Specimen Days (The
Inauguration) Walt
Whitman (1819-1892)
March 4th.--The President
very quietly rode down to the Capitol in his own carriage, by himself, on a
sharp trot, about noon, either because he wish'd to be on hand to sign bills, or
to get rid of marching in line with the absurd procession, the muslin temple of
liberty and pasteboard monitor. I saw him on his return, at three o'clock, after
the performance was over. He was in his plain two-horse barouche, and look'd
very much worn and tired; the lines, indeed, of vast responsibilities, intricate
questions, and demands of life and death, cut deeper than ever upon his dark
brown face; yet all the old goodness, tenderness, sadness, and canny shrewdness,
underneath the furrows. (I never see that man without feeling that he is one to
become personally attach'd to, for his combination of purest, heartiest
tenderness, and native Western form of manliness.) By his side sat his little
boy, of ten years. There were no soldiers, only a lot of civilians on horseback,
with huge yellow scarfs over their shoulders, riding around the carriage. (At
the inauguration four years ago, he rode down and back again surrounded by a
dense mass of arm'd cavalrymen eight deep, with drawn sabres; and there were
sharpshooters station'd at every corner on the route.) I ought to make mention
of the closing levee of Saturday night last. Never before was such a compact jam
in front of the White House--all the grounds fill'd, and away out to the
spacious sidewalks. I was there, as I took a notion to go--was in the rush
inside with the crowd--surged along the passage-ways, the blue and other rooms,
and through the great east room. Crowds of country people, some very funny. Fine
music from the Marine Band, off in a side place.
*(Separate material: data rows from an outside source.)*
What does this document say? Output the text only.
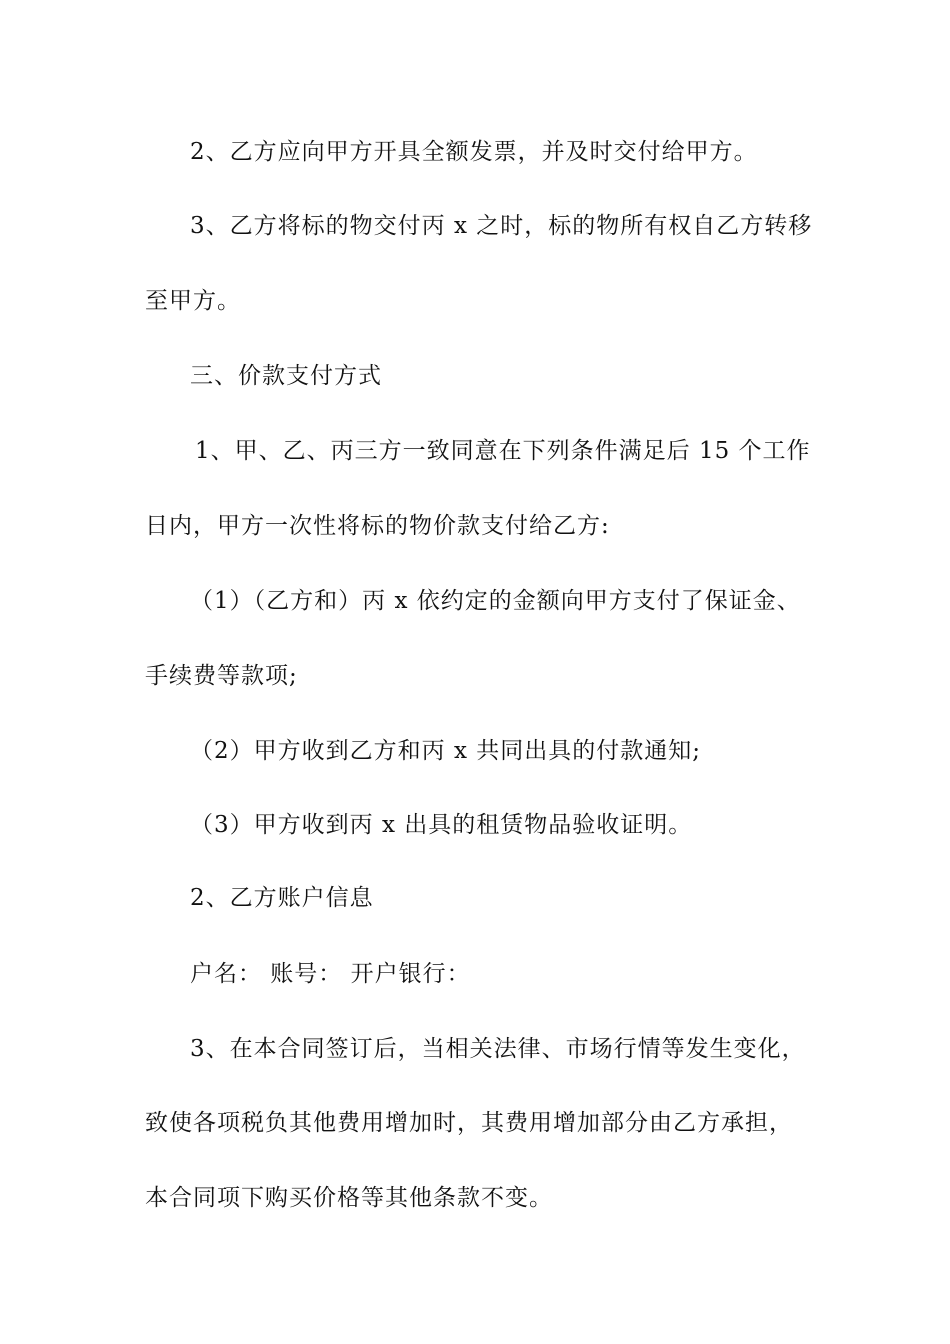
2、乙方应向甲方开具全额发票，并及时交付给甲方。
3、乙方将标的物交付丙 x 之时，标的物所有权自乙方转移
至甲方。
三、价款支付方式
1、甲、乙、丙三方一致同意在下列条件满足后 15 个工作
日内，甲方一次性将标的物价款支付给乙方:
（1）（乙方和）丙 x 依约定的金额向甲方支付了保证金、
手续费等款项;
（2）甲方收到乙方和丙 x 共同出具的付款通知;
（3）甲方收到丙 x 出具的租赁物品验收证明。
2、乙方账户信息
户名： 账号： 开户银行：
3、在本合同签订后，当相关法律、市场行情等发生变化，
致使各项税负其他费用增加时，其费用增加部分由乙方承担，
本合同项下购买价格等其他条款不变。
I saw Mr. Lincoln, drest all in
black, with white kid gloves and a claw-hammer coat, receiving, as in duty
bound, shaking hands, looking very disconsolate, and as if he would give
anything to be somewhere else.

Walt Whitman 1887
Whitman struggled to support himself through most of his life. While in Washington, he lived on a clerk's salary and modest royalties, and spent any excess money, including gifts from friends, to buy supplies for the wounded soldiers he nursed during the Civil War.